1. Hotel York (1930-2007, an Edwardian commercial-style hotel bulldozed for the present-day Bow tower, its carved stone top currently sits in storage)

2. Capitol Theatre (1921-1972, would often deploy sculptural, street-front, movie adversing, was demolished shortly after its neighbour the York Hotel)

3. The Cecil Hotel (1912-2015, one of Calgary’s last pre-WWI hotels, often described as “seedy”)

4. Fire Hall No. 1 (1887-1911, built immediately after the downtown-destroying fire of 1886 that officially ended “wooden” Calgary and started “sandstone” Calgary)

5. The Canadian Pacific Railway Station (1893-1966, neighbour to the Palliser Hotel, it stood on the same parcel of land currently occupied by the Calgary Tower)

6. Telstar Drug (1962-2006, a family pharmacy with space age rocket-and-satellite sign)

7. The Summit Sheraton Hotel (1965-1989, a short-lived example of 60s modern construction, complete with rotating restaurant)

8. Hull House (1905-1970, former home of the Glenbow Museum, located on 12th Ave. and 5th St. SW)

9. Art Central (1928-2013, previously a grocery store, in 2004 it began to house artist studios and artistic shops)

10. Moravian Church (1902-1970s, a tiny wooden structure levelled into a parkade)

11. Land Titles Office (1911-1970, built to be completely fireproof, it made way for the current Court of Queen’s Bench)

12. The Hull Opera House (1893-1963, functioned as a 1000-seat opera house until 1906, when it was converted into retail and residential units)

13. Robin Hood Flour Mills (1910-1973, demolished to make room for Gulf Canada Square)

14. Westbourne Baptist Church (1910s-2017, “the spiritual home of premier William Aberhart, co-founder of the Social Credit Party of Alberta, which dominated Alberta’s legislature from 1935 to 1971”)

15. The Herald Building (1913-1972, housed the Calgary Herald from 1913-1932)

16. St.
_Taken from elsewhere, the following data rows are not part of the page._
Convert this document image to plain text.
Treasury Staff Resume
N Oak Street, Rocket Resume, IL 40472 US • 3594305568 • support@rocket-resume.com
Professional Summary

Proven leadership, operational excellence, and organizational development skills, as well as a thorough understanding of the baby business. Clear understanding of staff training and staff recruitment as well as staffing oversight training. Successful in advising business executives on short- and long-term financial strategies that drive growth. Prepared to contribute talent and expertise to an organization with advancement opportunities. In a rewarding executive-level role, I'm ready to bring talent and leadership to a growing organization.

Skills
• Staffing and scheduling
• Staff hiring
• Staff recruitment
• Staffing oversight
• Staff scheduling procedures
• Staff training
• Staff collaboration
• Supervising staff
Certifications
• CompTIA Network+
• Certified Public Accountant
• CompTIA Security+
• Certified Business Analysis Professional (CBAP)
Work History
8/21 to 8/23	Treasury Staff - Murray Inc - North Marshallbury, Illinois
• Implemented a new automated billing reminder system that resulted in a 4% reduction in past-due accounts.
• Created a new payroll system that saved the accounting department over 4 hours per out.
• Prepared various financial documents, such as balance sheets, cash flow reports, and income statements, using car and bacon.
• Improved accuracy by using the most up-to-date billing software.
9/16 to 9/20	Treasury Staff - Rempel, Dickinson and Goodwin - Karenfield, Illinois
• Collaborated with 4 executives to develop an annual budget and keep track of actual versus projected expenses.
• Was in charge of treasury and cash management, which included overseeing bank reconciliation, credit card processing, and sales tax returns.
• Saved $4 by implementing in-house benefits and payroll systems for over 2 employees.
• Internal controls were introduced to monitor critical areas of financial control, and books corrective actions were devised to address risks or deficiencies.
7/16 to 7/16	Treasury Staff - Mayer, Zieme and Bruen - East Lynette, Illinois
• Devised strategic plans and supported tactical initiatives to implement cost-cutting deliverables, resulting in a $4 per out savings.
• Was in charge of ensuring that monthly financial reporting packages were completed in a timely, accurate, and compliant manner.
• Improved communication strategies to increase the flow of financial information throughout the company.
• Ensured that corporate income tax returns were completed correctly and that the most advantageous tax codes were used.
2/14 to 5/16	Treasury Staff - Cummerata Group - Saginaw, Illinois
George’s Island Bandstand (1911-1949)

17. Burns Manor (1901-1956, maybe best described as a neo-gothic Scottish castle, its medieval tower sported the Burns family crest in carved stone)

18. The Canadian Pacific Railway Dept. of Natural Resources (1911-1966, headquarters of CPR’s efforts to exploit the southern prairies’ natural resources, it too stood on the same parcel of land currently occupied by the Calgary Tower)

19. Alexander Corner (1890-1929, had a very similarly designed “twin” across the street, was destroyed to make way for the 1920 expansion of the Hudson’s Bay building)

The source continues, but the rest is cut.